Given I had already started on quadsort
for blitsort
, I am just transitioning over to working on quadsort
for fluxsort
. The differencen being that fluxsort
uses more memory for more performance.
It will definitely be slow to port quadsort
cause it has a lot of low level optimization to be branchless where possible. This tends to be a large perf win for random data where the branch predictor is just constantly wrong. It also has some low level routines for small arrays to make them really fast.
This is tiny_sort
in zig: https://godbolt.org/z/q5PTnr13z
It is for arrays of length 0 to 7.
It is just really cool to see the assembly. It has one jump table for the size of the input. It has 4 conditional branches (all for early returns when data happens to be sorted, only 1 can be hit for a given size array). All other control flow is unconditional jumps/calls.
The other nice part of these primitives for quadsort is that they should be transferable to any other sort. Like if we use powersort/glidesort in the future, it still would be a gain to drop into these really optimized routines for sub arrays that are tiny.
promising first results:
mergesort from #beginners > Obvious inefficiencies in merge sort algorithm?:
List sorted correctly!
Sorted 1000000 integers in 100 milliseconds.
quadsort (not fully implemented, and still a few bugs, but enough to run first tests):
List sorted correctly!
Sorted 1000000 integers in 41 milliseconds.
And this is just quadsort. Fluxsort wrapper theoretically can make it even faster.
Main reason for gains:
branch_misses ... ⚡- 99.4% ± 0.0%
almost 100% less branch misses
Quadsort is actually more instructions overall:
instructions ... 💩 + 27.3% ± 0.0%
also:
cache_misses ... ⚡- 70.8% ± 1.0%
This stuff just feels like black magic to me.
I love how we can tune the performance and see such amazing results.
1 more point of comparison.
The raw C quadsort on the same size list of longs, task 27ms
if the comparison is inlined and 99ms
if the comparison is not inlined.
wow, so you got it to 41ms when a pure C implementation is 27ms? :smiley:
Yeah, though llvm is doing a ton of heavy lifting. It manages to inline the comparison function even though we pass it into zig as a pointer.
Also, I haven't done any perf tuning yet. I know of at least one location where for sure the zig is not generating quite the same as the gotos in C. I bet there are other locations as well.
Also, I currently have a broken case. Not sure what is going wrong. Just disabled the case for now. Re-enabling it should be some form of perf gain assuming it was getting hit. With it disabled, the sort is falling back to branchless fully unordered mode more often.
Also, I guess it must have been getting hit, otherwise, it wouldn't be able to break things.
I don't want to admit how much time I spent to fix this bug:
- arr_ptr += 8;
+ arr_ptr += 8 * element_width;
Down to 34ms. So 34 vs 27ms.
Also, fluxsort is at 20ms.
So definitely still more gains from adding the wrapper layer (it also is much simpler than quadsort)

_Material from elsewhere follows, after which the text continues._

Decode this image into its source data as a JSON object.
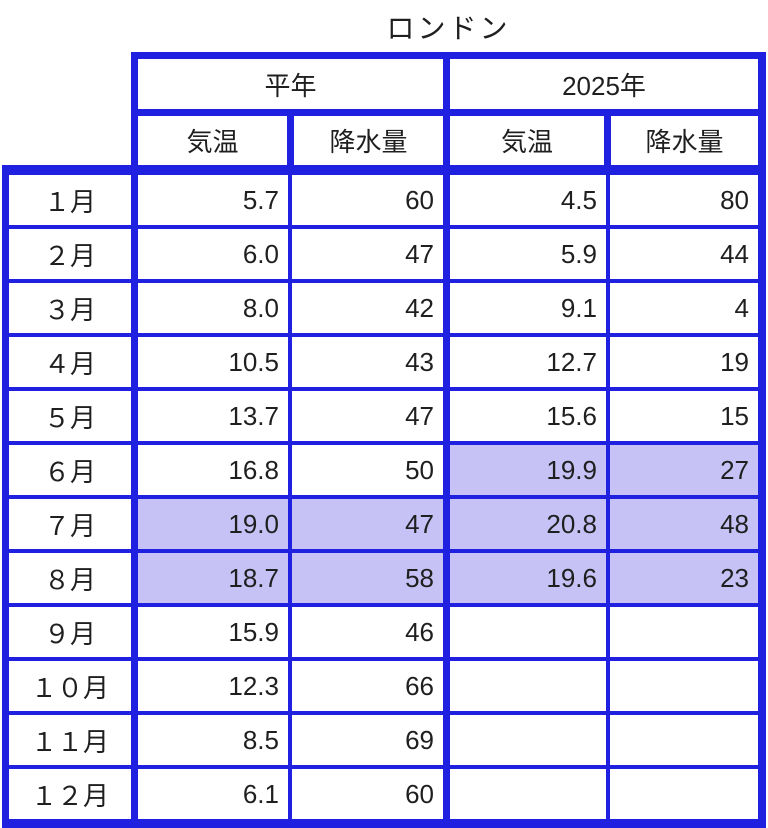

So quadsort is fully working now.
I still need to:
yooo this is awesome!!!
Interesting, our perf is way worse on m1 mac than on x86.... still better than merge sort, but much farther from the C version.
I can't seem to get flamegraphs from roc into zig working on my mac. So pretty hard to debug the perf.
But yeah, on m1 mac we are like 90ms, but the C is 25ms. Even C with the comparison as no inline is 75ms.
If I average 10 runs, it is 67ms, which is a lot closer, but still not 25ms. and much farther away than the 34ms I get on linux.
Sad because all the time is spent in one function. And we can't see into that function, because that's the boundary where roc calls into zig?
Yeah
I'm pretty sure that function is just the sort function
That's with me turning off strip on the zig builtins. So I feel like there should be debug info
How are you building it? Is roc driving the linking? Maybe you could --no-link
and then use zig to build-exe
?
Oh wait... nvm, this is inside roc
I probably could build a zig app that just directly imports sort.zig
. That probably would give me info.
That's a good way to isolate the sort impl
Probably will want to do that anyway at some point for direct fuzzing.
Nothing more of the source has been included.